Security Current is an information and collaboration company by CISOs producing proprietary content and events for CISOs.
Ten CISOs from across various industries weighed in on the topic, with most seeing enterprises moving to augment or supplement traditional passwords with advanced technologies, such as biometrics.
Participating CISOs included: Frank Bradshaw, CISO, Valley Health System; Chris Bullock, CISO, Aaron’s, Inc.; Jonathan Chow, CISO, Live Nation Entertainment; Michael Dent, CISO, Fairfax County Government; Nikk Gilbert, Director of Global Information Protection and Assurance, ConocoPhillips; John Masserini, CSO, MIAX Options; Pritesh Parekh, VP and CSO, Zuora; Jim Routh, CSO, Aetna; Hussein Syed, CISO, Barnabas Health, and; Christine Vanderpool, CISO, Molson Coors.
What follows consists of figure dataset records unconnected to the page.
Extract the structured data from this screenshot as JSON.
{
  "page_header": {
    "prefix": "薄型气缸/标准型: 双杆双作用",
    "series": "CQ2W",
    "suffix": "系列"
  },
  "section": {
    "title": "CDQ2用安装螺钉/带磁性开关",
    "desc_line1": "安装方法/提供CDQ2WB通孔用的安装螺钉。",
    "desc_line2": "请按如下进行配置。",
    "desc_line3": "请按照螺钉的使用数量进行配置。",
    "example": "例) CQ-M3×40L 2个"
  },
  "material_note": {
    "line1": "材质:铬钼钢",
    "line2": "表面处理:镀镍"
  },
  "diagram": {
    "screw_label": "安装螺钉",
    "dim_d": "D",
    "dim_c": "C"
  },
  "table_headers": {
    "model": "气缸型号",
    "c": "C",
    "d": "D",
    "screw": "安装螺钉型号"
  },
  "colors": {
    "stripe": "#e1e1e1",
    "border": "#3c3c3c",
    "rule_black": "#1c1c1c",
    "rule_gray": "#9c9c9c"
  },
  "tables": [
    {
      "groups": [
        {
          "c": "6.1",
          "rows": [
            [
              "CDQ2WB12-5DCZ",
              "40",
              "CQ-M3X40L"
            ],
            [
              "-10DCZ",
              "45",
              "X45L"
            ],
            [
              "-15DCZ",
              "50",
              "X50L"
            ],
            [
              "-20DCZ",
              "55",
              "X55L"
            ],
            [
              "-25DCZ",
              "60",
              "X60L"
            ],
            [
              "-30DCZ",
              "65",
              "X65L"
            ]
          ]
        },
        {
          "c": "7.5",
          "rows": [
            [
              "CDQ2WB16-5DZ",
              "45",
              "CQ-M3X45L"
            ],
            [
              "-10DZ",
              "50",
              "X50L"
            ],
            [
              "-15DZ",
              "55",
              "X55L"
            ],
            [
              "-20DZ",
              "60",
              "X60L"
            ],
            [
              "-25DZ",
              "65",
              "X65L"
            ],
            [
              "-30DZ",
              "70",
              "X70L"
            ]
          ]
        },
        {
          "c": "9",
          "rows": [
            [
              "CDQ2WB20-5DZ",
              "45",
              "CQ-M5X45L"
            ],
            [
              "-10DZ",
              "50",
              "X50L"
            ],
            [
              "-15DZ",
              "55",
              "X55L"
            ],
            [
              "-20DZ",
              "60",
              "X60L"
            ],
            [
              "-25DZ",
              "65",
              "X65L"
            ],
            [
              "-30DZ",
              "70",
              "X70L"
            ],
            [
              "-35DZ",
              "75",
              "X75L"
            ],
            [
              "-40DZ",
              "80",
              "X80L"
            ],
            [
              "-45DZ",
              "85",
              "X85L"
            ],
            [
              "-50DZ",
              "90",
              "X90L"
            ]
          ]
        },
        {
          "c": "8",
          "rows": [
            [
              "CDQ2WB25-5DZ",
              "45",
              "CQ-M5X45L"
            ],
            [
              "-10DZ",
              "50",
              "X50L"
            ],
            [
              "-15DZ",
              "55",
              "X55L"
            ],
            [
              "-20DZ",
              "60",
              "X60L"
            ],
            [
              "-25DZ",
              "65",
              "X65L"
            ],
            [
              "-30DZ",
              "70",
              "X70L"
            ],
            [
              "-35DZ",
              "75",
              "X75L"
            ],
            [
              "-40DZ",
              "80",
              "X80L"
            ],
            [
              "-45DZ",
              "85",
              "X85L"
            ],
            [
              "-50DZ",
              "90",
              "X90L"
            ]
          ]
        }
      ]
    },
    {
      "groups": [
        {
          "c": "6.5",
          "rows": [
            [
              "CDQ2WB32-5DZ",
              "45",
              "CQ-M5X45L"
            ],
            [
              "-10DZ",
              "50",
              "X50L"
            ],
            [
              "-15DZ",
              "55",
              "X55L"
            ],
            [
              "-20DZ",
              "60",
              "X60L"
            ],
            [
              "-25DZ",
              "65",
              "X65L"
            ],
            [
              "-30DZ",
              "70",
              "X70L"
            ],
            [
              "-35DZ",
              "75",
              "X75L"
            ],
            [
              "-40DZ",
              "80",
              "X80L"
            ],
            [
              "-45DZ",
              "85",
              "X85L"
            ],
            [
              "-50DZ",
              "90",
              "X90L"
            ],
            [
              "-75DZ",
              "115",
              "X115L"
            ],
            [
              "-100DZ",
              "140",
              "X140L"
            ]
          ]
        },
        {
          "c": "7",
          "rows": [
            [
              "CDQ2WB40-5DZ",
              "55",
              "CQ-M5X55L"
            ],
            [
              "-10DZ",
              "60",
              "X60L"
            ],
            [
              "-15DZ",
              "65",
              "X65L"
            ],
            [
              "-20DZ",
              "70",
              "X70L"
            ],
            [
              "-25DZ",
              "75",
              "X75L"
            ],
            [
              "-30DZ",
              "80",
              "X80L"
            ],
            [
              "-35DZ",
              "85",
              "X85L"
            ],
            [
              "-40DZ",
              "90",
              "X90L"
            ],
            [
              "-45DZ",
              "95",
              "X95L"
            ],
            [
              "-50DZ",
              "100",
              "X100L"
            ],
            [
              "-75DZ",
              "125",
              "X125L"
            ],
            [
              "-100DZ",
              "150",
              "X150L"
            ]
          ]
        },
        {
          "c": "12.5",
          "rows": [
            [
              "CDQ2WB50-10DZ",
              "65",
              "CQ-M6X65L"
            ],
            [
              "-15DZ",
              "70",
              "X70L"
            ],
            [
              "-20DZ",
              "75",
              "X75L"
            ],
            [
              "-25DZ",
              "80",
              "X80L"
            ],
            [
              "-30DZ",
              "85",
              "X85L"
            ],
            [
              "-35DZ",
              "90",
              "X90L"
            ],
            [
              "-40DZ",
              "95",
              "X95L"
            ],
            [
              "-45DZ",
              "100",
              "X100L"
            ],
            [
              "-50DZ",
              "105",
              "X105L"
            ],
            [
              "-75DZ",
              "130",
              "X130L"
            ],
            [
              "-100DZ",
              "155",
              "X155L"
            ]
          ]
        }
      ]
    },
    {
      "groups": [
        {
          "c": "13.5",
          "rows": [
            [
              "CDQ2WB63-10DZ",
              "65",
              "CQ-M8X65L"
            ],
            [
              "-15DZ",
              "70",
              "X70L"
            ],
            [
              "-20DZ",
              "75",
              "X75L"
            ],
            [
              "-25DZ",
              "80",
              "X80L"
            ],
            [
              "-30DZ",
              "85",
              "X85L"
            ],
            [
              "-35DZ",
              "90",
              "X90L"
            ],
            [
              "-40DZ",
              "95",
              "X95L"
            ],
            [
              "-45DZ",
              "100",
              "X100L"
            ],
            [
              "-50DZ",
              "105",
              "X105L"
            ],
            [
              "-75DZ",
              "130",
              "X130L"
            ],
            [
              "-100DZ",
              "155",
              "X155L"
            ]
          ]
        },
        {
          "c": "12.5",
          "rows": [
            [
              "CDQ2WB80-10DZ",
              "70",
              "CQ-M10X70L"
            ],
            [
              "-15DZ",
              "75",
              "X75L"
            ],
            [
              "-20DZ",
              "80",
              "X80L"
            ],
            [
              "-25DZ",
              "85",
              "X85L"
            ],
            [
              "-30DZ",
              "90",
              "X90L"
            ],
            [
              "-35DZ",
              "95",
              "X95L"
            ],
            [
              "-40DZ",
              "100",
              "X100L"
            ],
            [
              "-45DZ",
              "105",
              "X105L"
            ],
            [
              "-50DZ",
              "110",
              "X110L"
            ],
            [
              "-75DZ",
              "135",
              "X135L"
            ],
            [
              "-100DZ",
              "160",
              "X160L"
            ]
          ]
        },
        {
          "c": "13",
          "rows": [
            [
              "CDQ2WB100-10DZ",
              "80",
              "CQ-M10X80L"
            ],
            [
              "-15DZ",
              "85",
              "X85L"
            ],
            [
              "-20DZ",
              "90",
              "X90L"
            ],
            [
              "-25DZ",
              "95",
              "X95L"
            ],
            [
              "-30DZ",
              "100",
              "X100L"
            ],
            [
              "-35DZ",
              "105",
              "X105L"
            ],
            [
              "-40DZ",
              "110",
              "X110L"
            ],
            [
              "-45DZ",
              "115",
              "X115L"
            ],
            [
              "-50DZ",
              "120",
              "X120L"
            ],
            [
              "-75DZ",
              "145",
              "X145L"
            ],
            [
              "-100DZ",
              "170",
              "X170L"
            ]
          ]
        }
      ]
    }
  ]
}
The report says that CISOs agree that passwords are inherently flawed because they depend on users to create and remember complex sequences of letters, numbers and characters while users tend to select sequences that are easy to remember, and often easy to crack.
“Despite industry-wide efforts to reinforce this method of authentication and the number of methods available to encrypt and store passwords, the fact that remains is that creating good passwords – and safeguarding them – is as difficult as rocket science,” said Nikk Gilbert, ConocoPhillips Director of Global Information Protection and Assurance.
However, Aaron’s CISO Chris Bullock suggests passwords are a necessary layer in a multi-faceted authentication solution. “Just like the locks on our front doors can’t stop a determined burglar or home invader 100% of the time, we continue to invest in door locks and alarms to protect our property,” said Bullock. “When used correctly, passwords can still be an effective layer of defense, yet we should continue to innovate in the area of authentication.”
Next generation technology, such as biometrics, and adaptive cognitive and behavioral techniques, can reduce risk and provide a relatively seamless user experience but there is general consensus among CISOs that although the industry will continue to innovate and evolve no method will work 100% of the time.
“Biometrics or multi-leveled, behavioral-based techniques will improve the future of authentication,” said Molson Coors CISO Christine Vanderpool. “But managing appropriate levels of access is also critical to data protection because at the end of the day, the bad actors will continue to find ways to steal the information you are protecting if they want it badly enough.”